Nothing to say?
I've walked the two hundred miles
growing lean on simple food.
Your friend, the sun, struck into me
until all my previous walking
and all my present steps
burned likes words in a dream.
I pushed through the last miles
powered by exhaustion, my legs
weightless, forgetting how to rest,
my eyes washed over in mirages.
A ruined city held me one night,
but sleep never came, only the ringing
hammers of children scavenging marble.
An old woman found me, loosened
the laces on my ankles until I rose.
She ran across the rubble, fast as a doe.
On a broken block she raised her hands to the moon
and prophesied, the children climbing toward her
with their heavy baskets and torn skin.
She spoke of countries unknown to me,
people with barbarous names,
useless rantings to which the children
offered up their hurtled stones.
And remembering it I can't say it ever happened.

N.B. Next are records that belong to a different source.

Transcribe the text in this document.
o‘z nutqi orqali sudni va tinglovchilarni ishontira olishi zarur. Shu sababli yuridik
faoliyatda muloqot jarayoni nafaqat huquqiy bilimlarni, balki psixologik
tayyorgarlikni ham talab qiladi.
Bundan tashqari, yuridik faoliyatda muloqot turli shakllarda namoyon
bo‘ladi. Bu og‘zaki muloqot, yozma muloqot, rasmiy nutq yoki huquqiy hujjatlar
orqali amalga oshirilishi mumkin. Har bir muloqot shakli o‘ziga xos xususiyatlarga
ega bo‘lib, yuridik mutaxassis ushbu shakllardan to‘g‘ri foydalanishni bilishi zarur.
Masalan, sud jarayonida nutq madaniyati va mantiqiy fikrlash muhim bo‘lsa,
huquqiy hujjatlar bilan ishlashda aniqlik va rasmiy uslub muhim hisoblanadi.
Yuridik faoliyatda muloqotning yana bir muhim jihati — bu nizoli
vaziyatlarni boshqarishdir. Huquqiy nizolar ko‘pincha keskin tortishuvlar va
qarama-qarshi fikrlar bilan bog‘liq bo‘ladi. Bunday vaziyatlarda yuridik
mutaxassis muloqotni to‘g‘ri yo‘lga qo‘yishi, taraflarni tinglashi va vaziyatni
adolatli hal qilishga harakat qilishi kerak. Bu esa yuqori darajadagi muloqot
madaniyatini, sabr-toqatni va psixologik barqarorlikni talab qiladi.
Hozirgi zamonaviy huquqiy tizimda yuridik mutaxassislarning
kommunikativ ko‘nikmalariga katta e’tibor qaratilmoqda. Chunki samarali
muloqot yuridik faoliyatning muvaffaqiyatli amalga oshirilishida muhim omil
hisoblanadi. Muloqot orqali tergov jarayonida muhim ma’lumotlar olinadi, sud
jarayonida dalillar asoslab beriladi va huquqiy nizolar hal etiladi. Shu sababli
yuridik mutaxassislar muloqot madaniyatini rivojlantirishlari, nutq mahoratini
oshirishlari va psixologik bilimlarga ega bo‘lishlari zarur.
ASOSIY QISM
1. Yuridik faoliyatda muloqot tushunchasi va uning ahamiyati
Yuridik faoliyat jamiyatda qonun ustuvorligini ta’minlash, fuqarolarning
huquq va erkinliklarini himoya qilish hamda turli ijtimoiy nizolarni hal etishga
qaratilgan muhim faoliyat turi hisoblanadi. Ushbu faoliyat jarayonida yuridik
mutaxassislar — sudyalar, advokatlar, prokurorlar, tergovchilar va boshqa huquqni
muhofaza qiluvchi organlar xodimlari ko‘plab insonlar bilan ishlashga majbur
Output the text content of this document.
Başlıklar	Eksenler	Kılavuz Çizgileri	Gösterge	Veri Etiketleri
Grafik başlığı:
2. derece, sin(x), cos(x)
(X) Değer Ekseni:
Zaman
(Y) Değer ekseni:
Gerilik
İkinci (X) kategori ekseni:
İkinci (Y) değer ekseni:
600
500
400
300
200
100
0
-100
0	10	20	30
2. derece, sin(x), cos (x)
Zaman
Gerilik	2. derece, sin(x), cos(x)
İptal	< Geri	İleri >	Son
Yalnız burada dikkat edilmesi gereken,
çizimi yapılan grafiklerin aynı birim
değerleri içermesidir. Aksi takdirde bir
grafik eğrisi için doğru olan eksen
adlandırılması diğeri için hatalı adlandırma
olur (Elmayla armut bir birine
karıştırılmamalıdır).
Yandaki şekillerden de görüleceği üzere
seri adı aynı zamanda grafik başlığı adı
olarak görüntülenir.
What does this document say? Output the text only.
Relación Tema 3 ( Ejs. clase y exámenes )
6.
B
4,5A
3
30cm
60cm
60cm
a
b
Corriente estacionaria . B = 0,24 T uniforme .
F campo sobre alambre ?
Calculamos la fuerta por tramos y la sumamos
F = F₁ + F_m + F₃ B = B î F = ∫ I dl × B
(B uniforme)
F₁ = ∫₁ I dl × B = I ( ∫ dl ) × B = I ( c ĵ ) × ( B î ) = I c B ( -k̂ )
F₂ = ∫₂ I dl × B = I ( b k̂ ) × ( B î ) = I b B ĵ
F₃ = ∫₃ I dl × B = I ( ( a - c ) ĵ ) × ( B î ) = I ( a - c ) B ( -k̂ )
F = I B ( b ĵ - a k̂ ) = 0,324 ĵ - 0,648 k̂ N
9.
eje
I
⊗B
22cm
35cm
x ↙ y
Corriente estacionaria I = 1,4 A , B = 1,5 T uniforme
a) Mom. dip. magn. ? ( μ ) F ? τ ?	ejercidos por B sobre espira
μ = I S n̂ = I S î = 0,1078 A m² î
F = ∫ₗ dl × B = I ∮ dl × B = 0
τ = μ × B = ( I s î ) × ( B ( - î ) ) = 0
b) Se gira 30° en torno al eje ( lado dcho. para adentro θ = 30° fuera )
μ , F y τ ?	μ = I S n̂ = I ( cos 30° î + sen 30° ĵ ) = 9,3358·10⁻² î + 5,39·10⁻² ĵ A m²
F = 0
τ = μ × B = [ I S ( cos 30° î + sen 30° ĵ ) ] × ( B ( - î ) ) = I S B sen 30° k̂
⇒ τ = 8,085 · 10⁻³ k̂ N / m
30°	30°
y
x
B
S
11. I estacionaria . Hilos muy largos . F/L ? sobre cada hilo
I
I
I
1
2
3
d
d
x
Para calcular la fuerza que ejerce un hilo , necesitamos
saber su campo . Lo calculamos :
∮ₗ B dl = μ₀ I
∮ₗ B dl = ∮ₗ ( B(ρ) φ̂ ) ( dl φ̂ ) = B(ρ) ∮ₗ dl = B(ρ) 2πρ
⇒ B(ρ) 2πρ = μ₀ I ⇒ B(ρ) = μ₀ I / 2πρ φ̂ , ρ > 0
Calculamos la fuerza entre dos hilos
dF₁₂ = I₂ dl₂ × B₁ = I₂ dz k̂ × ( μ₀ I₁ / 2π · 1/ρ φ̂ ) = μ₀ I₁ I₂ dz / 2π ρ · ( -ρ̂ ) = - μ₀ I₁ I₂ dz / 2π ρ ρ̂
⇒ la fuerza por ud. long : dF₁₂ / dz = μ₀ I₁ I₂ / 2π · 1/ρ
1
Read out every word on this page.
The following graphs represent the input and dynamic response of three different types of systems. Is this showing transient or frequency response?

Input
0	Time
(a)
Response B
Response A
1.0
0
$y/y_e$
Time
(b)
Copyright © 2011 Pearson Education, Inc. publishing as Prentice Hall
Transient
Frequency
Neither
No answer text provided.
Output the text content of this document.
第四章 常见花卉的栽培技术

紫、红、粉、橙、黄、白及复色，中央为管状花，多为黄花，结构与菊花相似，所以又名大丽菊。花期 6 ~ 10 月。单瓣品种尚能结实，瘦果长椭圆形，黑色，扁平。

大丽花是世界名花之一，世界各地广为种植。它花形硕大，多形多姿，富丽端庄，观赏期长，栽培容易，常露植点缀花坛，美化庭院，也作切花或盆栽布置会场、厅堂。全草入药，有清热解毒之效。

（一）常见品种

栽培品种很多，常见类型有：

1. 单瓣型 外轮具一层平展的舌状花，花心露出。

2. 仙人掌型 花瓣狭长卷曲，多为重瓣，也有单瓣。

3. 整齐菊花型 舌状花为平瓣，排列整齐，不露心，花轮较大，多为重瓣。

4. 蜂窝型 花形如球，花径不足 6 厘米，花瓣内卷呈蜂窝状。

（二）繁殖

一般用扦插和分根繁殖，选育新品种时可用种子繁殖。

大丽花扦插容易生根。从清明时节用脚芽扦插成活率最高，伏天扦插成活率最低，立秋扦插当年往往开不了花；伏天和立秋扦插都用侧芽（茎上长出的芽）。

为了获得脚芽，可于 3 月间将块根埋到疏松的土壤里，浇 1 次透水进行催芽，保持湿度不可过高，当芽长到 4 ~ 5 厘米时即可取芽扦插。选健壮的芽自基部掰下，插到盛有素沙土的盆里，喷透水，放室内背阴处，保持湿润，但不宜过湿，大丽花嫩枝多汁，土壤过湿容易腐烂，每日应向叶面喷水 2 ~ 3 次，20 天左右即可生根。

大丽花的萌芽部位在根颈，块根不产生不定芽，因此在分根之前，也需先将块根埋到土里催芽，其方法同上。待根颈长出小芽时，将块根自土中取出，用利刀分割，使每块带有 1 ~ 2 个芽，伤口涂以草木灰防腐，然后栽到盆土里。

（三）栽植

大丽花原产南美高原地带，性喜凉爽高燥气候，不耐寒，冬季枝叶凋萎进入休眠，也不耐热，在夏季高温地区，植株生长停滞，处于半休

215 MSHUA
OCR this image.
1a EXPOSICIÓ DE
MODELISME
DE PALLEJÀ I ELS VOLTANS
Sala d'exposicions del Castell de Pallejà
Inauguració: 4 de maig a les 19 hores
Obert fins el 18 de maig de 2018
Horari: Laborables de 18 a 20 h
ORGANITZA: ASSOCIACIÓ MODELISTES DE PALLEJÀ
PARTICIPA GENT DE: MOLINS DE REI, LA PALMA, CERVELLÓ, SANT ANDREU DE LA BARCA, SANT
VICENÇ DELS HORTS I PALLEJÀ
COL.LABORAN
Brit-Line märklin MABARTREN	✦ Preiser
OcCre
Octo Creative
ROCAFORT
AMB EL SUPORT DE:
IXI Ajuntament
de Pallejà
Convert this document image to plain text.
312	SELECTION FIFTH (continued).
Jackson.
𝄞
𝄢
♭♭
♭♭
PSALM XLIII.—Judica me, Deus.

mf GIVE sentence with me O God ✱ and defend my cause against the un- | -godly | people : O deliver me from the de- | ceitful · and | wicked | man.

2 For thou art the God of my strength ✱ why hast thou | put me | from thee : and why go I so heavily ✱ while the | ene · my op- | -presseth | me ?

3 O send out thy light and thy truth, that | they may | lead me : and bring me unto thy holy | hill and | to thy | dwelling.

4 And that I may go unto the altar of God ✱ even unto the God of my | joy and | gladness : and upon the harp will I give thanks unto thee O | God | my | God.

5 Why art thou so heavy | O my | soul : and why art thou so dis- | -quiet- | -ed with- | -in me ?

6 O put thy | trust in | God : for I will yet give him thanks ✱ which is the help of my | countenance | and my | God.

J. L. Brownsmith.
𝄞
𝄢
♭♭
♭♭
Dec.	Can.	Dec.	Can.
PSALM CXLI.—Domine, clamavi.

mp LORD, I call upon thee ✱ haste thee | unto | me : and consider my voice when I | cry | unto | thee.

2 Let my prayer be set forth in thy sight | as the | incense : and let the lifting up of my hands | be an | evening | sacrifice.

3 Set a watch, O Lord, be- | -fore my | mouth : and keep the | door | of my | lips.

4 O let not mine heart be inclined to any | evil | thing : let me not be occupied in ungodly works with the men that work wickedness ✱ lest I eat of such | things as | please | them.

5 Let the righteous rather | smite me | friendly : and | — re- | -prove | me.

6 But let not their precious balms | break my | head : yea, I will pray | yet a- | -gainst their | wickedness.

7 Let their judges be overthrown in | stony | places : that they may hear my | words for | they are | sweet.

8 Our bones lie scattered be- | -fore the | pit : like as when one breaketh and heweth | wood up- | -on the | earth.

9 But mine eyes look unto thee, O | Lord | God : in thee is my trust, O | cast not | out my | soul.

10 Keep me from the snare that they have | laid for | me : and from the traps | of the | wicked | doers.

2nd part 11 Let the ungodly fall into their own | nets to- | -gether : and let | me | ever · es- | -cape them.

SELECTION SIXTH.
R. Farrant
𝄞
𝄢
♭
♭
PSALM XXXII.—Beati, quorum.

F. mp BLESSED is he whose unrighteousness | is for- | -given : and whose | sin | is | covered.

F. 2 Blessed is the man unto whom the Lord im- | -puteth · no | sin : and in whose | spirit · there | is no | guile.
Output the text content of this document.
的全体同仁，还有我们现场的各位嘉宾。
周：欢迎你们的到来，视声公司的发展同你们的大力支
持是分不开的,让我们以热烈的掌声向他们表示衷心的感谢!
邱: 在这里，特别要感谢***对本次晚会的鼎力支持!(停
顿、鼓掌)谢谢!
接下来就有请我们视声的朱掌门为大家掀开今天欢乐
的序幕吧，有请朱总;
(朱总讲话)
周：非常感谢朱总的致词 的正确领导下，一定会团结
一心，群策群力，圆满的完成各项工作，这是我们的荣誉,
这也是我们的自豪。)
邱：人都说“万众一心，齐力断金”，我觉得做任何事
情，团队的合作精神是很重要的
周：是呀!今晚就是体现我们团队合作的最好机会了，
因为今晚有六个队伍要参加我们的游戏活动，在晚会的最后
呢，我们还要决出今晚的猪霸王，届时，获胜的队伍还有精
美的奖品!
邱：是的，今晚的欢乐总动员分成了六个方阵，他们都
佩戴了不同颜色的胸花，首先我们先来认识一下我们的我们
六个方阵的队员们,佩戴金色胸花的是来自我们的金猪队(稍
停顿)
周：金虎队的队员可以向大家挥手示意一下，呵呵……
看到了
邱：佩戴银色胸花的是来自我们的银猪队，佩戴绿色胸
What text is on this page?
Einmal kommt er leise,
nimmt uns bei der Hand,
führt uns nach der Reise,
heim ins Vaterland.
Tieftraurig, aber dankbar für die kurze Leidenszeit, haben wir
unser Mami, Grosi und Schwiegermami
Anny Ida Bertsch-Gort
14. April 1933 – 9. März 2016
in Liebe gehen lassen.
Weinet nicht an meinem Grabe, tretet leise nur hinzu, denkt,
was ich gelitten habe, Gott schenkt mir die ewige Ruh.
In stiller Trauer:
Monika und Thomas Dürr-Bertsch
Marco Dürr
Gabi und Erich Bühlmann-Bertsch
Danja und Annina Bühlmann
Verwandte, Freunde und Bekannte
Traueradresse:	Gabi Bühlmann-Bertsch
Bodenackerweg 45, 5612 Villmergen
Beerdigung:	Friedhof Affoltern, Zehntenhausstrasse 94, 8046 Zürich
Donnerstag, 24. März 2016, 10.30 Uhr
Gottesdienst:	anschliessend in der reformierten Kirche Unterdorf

I'm not sure today any of my memories
are true, not even my unhappy life,
its generic details of death
and bankruptcy, its pitiful sacrifices
and glimpsed joys. All I'm sure of
is this walking through an earthly fire.
I washed the noxious salts from me,
paid the correct people my last coins.
Your priestess, Apollo, stands before me,
her eyes as glazed as mine and says
there are no words to heal me,
that silence is my balm,
Who are the great and the low
you have counseled? Who
are the ones you ever refused
at least some coupled lines
of bad poetry? What mortal son
of what city ever walked away
without your syllables on his lips?
I pull my thinning cloak closer
and shiver at how you treat me.
You treat me like one who has passed
from one life to one neither of us knows.